Automated software evaluation

Abstract

Automated testing, if used correctly, can bring a great cost reduction in the development and testing of software products. Currently, most managers consider automated testing only at the functional or acceptance level; automated testing has its roots in that form of testing (e.g. capture and replay, or record and run). However, today it is also increasingly used in source code testing.

Automated testing, both functional and unit testing, is divided into two phases: strategy and planning and prototyping and implementation. In the first phase, the need and possibility of automatic testing are investigated. In the second phase, once the feasibility has been approved, a prototype of the automatic testing system is created and integrated into the development process.

The ProS Center offers the sector advice in the definition of test plans, expert assistance in the choice of automatic testing tools, design of both automated and manual test cases, advice in test automation including the configuration and implementation of automatic test case generation systems, static and dynamic testing of source code, testing with evolutionary methods, evaluation and improvement of software development and testing processes following standards such as TMAP, CMMI, IEC, etc. In addition, as a research center, it provides empirical validation of testing techniques and tools.

To meet the challenges of dynamic, autonomous and self-configurable applications, the ProS Center applies search-based testing tools. This approach, complemented by evolutionary methods rooted in biological evolution and its genetic-molecular basis, has the fundamental advantage of supporting the search for optimal solutions to optimization problems. These problems are characterized by large search spaces for which the time required for their full exploration is excessive and makes it difficult to guarantee the validity of the solutions found. For example, solutions such as fault detection in software applications such as databases, operating systems, web applications and servers, distributed systems, supercomputing.

The ProS Center’s mission is to improve software production by providing new model-driven methods and techniques to develop quality software in a productive and systematic way. Its vision is to achieve the highest level of research excellence in Model Driven Industrial Software Development and to position ProS as a reference center with high impact on economic and social development both locally, nationally and internationally.

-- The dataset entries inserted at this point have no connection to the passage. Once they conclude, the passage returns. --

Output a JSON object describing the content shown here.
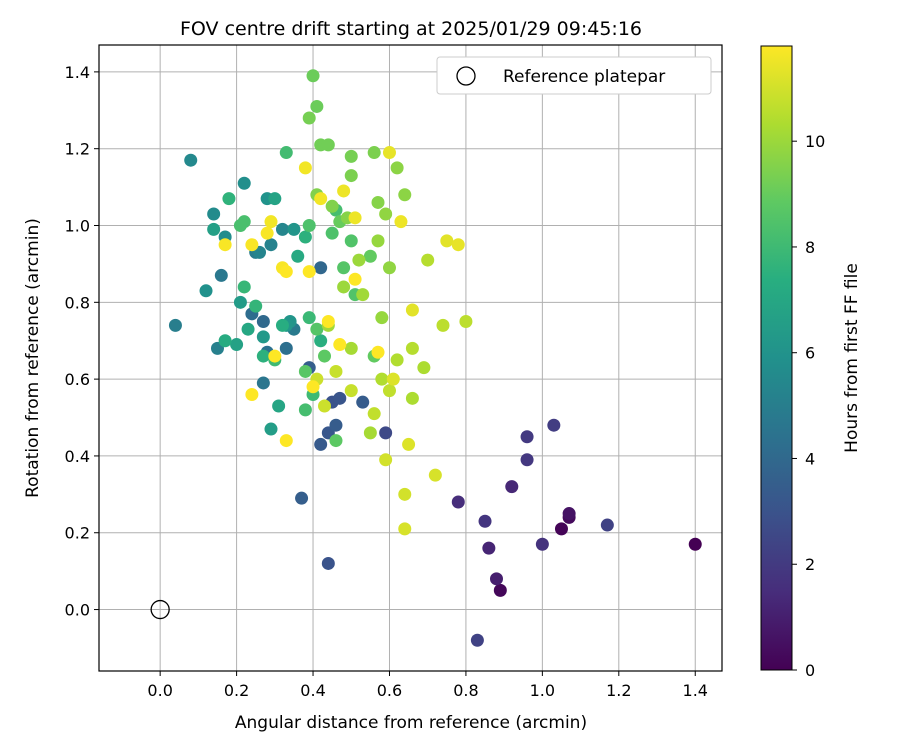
{
  "chart_data": {
    "type": "scatter",
    "title": "FOV centre drift starting at 2025/01/29 09:45:16",
    "xlabel": "Angular distance from reference (arcmin)",
    "ylabel": "Rotation from reference (arcmin)",
    "xlim": [
      -0.16,
      1.47
    ],
    "ylim": [
      -0.16,
      1.47
    ],
    "x_ticks": [
      0.0,
      0.2,
      0.4,
      0.6,
      0.8,
      1.0,
      1.2,
      1.4
    ],
    "y_ticks": [
      0.0,
      0.2,
      0.4,
      0.6,
      0.8,
      1.0,
      1.2,
      1.4
    ],
    "grid": true,
    "legend": {
      "position": "top-right",
      "entries": [
        "Reference platepar"
      ]
    },
    "colorbar": {
      "label": "Hours from first FF file",
      "range": [
        0,
        11.8
      ],
      "ticks": [
        0,
        2,
        4,
        6,
        8,
        10
      ],
      "colormap": "viridis"
    },
    "reference_point": {
      "x": 0.0,
      "y": 0.0
    },
    "points": [
      [
        1.4,
        0.17,
        0.0
      ],
      [
        1.05,
        0.21,
        0.1
      ],
      [
        0.89,
        0.05,
        0.2
      ],
      [
        1.07,
        0.24,
        0.3
      ],
      [
        1.07,
        0.25,
        0.6
      ],
      [
        0.88,
        0.08,
        1.0
      ],
      [
        0.86,
        0.16,
        1.2
      ],
      [
        0.92,
        0.32,
        1.3
      ],
      [
        0.78,
        0.28,
        1.5
      ],
      [
        1.0,
        0.17,
        1.7
      ],
      [
        0.85,
        0.23,
        1.8
      ],
      [
        0.96,
        0.39,
        1.9
      ],
      [
        0.96,
        0.45,
        2.0
      ],
      [
        1.03,
        0.48,
        2.1
      ],
      [
        1.17,
        0.22,
        2.3
      ],
      [
        0.83,
        -0.08,
        2.3
      ],
      [
        0.59,
        0.46,
        2.6
      ],
      [
        0.44,
        0.12,
        3.0
      ],
      [
        0.45,
        0.54,
        3.0
      ],
      [
        0.47,
        0.55,
        3.1
      ],
      [
        0.44,
        0.46,
        3.2
      ],
      [
        0.42,
        0.43,
        3.3
      ],
      [
        0.46,
        0.48,
        3.4
      ],
      [
        0.53,
        0.54,
        3.4
      ],
      [
        0.37,
        0.29,
        3.5
      ],
      [
        0.39,
        0.63,
        3.5
      ],
      [
        0.42,
        0.89,
        3.9
      ],
      [
        0.27,
        0.75,
        4.0
      ],
      [
        0.24,
        0.77,
        4.2
      ],
      [
        0.33,
        0.68,
        4.3
      ],
      [
        0.28,
        0.67,
        4.4
      ],
      [
        0.27,
        0.59,
        4.6
      ],
      [
        0.16,
        0.87,
        4.7
      ],
      [
        0.35,
        0.73,
        4.8
      ],
      [
        0.25,
        0.93,
        4.9
      ],
      [
        0.04,
        0.74,
        5.0
      ],
      [
        0.15,
        0.68,
        5.1
      ],
      [
        0.29,
        0.95,
        5.2
      ],
      [
        0.26,
        0.93,
        5.3
      ],
      [
        0.32,
        0.99,
        5.4
      ],
      [
        0.08,
        1.17,
        5.5
      ],
      [
        0.14,
        1.03,
        5.6
      ],
      [
        0.17,
        0.97,
        5.7
      ],
      [
        0.22,
        1.11,
        5.8
      ],
      [
        0.12,
        0.83,
        5.9
      ],
      [
        0.28,
        1.07,
        6.0
      ],
      [
        0.35,
        0.99,
        6.1
      ],
      [
        0.34,
        0.75,
        6.1
      ],
      [
        0.33,
        0.74,
        6.2
      ],
      [
        0.27,
        0.71,
        6.3
      ],
      [
        0.21,
        0.8,
        6.4
      ],
      [
        0.29,
        0.47,
        6.5
      ],
      [
        0.14,
        0.99,
        6.6
      ],
      [
        0.2,
        0.69,
        6.7
      ],
      [
        0.3,
        1.07,
        6.8
      ],
      [
        0.31,
        0.53,
        6.9
      ],
      [
        0.23,
        0.73,
        7.0
      ],
      [
        0.36,
        0.92,
        7.1
      ],
      [
        0.17,
        0.7,
        7.2
      ],
      [
        0.32,
        0.74,
        7.3
      ],
      [
        0.42,
        0.7,
        7.4
      ],
      [
        0.38,
        0.97,
        7.5
      ],
      [
        0.27,
        0.66,
        7.5
      ],
      [
        0.18,
        1.07,
        7.6
      ],
      [
        0.25,
        0.79,
        7.7
      ],
      [
        0.22,
        0.84,
        7.8
      ],
      [
        0.39,
        0.76,
        7.9
      ],
      [
        0.3,
        0.65,
        8.0
      ],
      [
        0.4,
        0.56,
        8.0
      ],
      [
        0.33,
        1.19,
        8.1
      ],
      [
        0.46,
        1.04,
        8.2
      ],
      [
        0.38,
        0.52,
        8.2
      ],
      [
        0.22,
        1.01,
        8.3
      ],
      [
        0.21,
        1.0,
        8.3
      ],
      [
        0.39,
        1.0,
        8.4
      ],
      [
        0.45,
        0.98,
        8.4
      ],
      [
        0.5,
        0.96,
        8.5
      ],
      [
        0.51,
        0.82,
        8.5
      ],
      [
        0.48,
        0.89,
        8.6
      ],
      [
        0.41,
        0.73,
        8.6
      ],
      [
        0.38,
        0.62,
        8.7
      ],
      [
        0.43,
        0.66,
        8.8
      ],
      [
        0.46,
        0.44,
        8.8
      ],
      [
        0.56,
        0.66,
        8.9
      ],
      [
        0.55,
        0.92,
        8.9
      ],
      [
        0.47,
        1.01,
        9.0
      ],
      [
        0.4,
        1.39,
        9.1
      ],
      [
        0.41,
        1.31,
        9.1
      ],
      [
        0.42,
        1.21,
        9.2
      ],
      [
        0.44,
        1.21,
        9.2
      ],
      [
        0.39,
        1.28,
        9.3
      ],
      [
        0.5,
        1.18,
        9.3
      ],
      [
        0.56,
        1.19,
        9.4
      ],
      [
        0.5,
        1.13,
        9.4
      ],
      [
        0.41,
        1.08,
        9.5
      ],
      [
        0.45,
        1.05,
        9.5
      ],
      [
        0.49,
        1.02,
        9.6
      ],
      [
        0.57,
        1.06,
        9.6
      ],
      [
        0.62,
        1.15,
        9.7
      ],
      [
        0.64,
        1.08,
        9.7
      ],
      [
        0.59,
        1.03,
        9.8
      ],
      [
        0.6,
        0.89,
        9.8
      ],
      [
        0.57,
        0.96,
        9.9
      ],
      [
        0.58,
        0.76,
        9.9
      ],
      [
        0.52,
        0.91,
        10.0
      ],
      [
        0.48,
        0.84,
        10.0
      ],
      [
        0.53,
        0.82,
        10.1
      ],
      [
        0.44,
        0.74,
        10.1
      ],
      [
        0.5,
        0.68,
        10.2
      ],
      [
        0.55,
        0.46,
        10.2
      ],
      [
        0.66,
        0.55,
        10.3
      ],
      [
        0.69,
        0.63,
        10.3
      ],
      [
        0.62,
        0.65,
        10.4
      ],
      [
        0.58,
        0.6,
        10.4
      ],
      [
        0.66,
        0.68,
        10.5
      ],
      [
        0.7,
        0.91,
        10.5
      ],
      [
        0.74,
        0.74,
        10.6
      ],
      [
        0.8,
        0.75,
        10.6
      ],
      [
        0.56,
        0.51,
        10.7
      ],
      [
        0.6,
        0.57,
        10.7
      ],
      [
        0.5,
        0.57,
        10.8
      ],
      [
        0.46,
        0.62,
        10.8
      ],
      [
        0.41,
        0.6,
        10.9
      ],
      [
        0.43,
        0.53,
        10.9
      ],
      [
        0.59,
        0.39,
        11.0
      ],
      [
        0.64,
        0.3,
        11.0
      ],
      [
        0.64,
        0.21,
        11.1
      ],
      [
        0.72,
        0.35,
        11.1
      ],
      [
        0.65,
        0.43,
        11.2
      ],
      [
        0.61,
        0.6,
        11.2
      ],
      [
        0.66,
        0.78,
        11.3
      ],
      [
        0.75,
        0.96,
        11.3
      ],
      [
        0.78,
        0.95,
        11.4
      ],
      [
        0.6,
        1.19,
        11.4
      ],
      [
        0.63,
        1.01,
        11.5
      ],
      [
        0.51,
        1.02,
        11.5
      ],
      [
        0.48,
        1.09,
        11.5
      ],
      [
        0.38,
        1.15,
        11.6
      ],
      [
        0.42,
        1.07,
        11.6
      ],
      [
        0.29,
        1.01,
        11.6
      ],
      [
        0.28,
        0.98,
        11.7
      ],
      [
        0.24,
        0.95,
        11.7
      ],
      [
        0.17,
        0.95,
        11.7
      ],
      [
        0.32,
        0.89,
        11.7
      ],
      [
        0.33,
        0.88,
        11.8
      ],
      [
        0.39,
        0.88,
        11.8
      ],
      [
        0.3,
        0.66,
        11.8
      ],
      [
        0.4,
        0.58,
        11.8
      ],
      [
        0.24,
        0.56,
        11.8
      ],
      [
        0.33,
        0.44,
        11.8
      ],
      [
        0.44,
        0.75,
        11.8
      ],
      [
        0.47,
        0.69,
        11.8
      ],
      [
        0.51,
        0.86,
        11.8
      ],
      [
        0.57,
        0.67,
        11.8
      ]
    ]
  }
}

The researchers of the ProS Center have 20 years of experience in research lines related to Software Engineering and Formal Methods. For the last 8 years, with the current structure, it has oriented its research efforts towards the study and creation of modeling languages and tools for software engineering. From a formal and applied perspective, it has developed a declarative object-oriented specification approach called OASIS, an associated methodological framework (OO-METHOD), an extension for the modeling and development of Web applications (OOWS), a series of industrial CASE tools (OlivaNova, The Programming Machine) and prototypes of development environments covering the phases of the software production process with automatic generation of applications following a model-driven approach.

Scientific officer

Vos Tanja Ernestina

Stakeholders

Applications

  • Assistance in the definition of test plans
  • Expert assistance in the choice of automated testing tools
  • Design of both automated and manual test cases
  • Advice on test automation including configuration and implementation of automatic test case generation systems, static and dynamic testing of source code, testing with evolutionary methods, evaluation and improvement of software development and testing processes following standards such as TMAP, CMMI, IEC, etc.

Technical advantages

Support for the search of optimal solutions in optimization problems. These problems are characterized by large search spaces for which the time required for their full exploration is excessive and make it difficult to guarantee the validity of the solutions found. For example, solutions such as fault detection in software applications such as databases, operating systems, web applications and servers, distributed systems, supercomputing.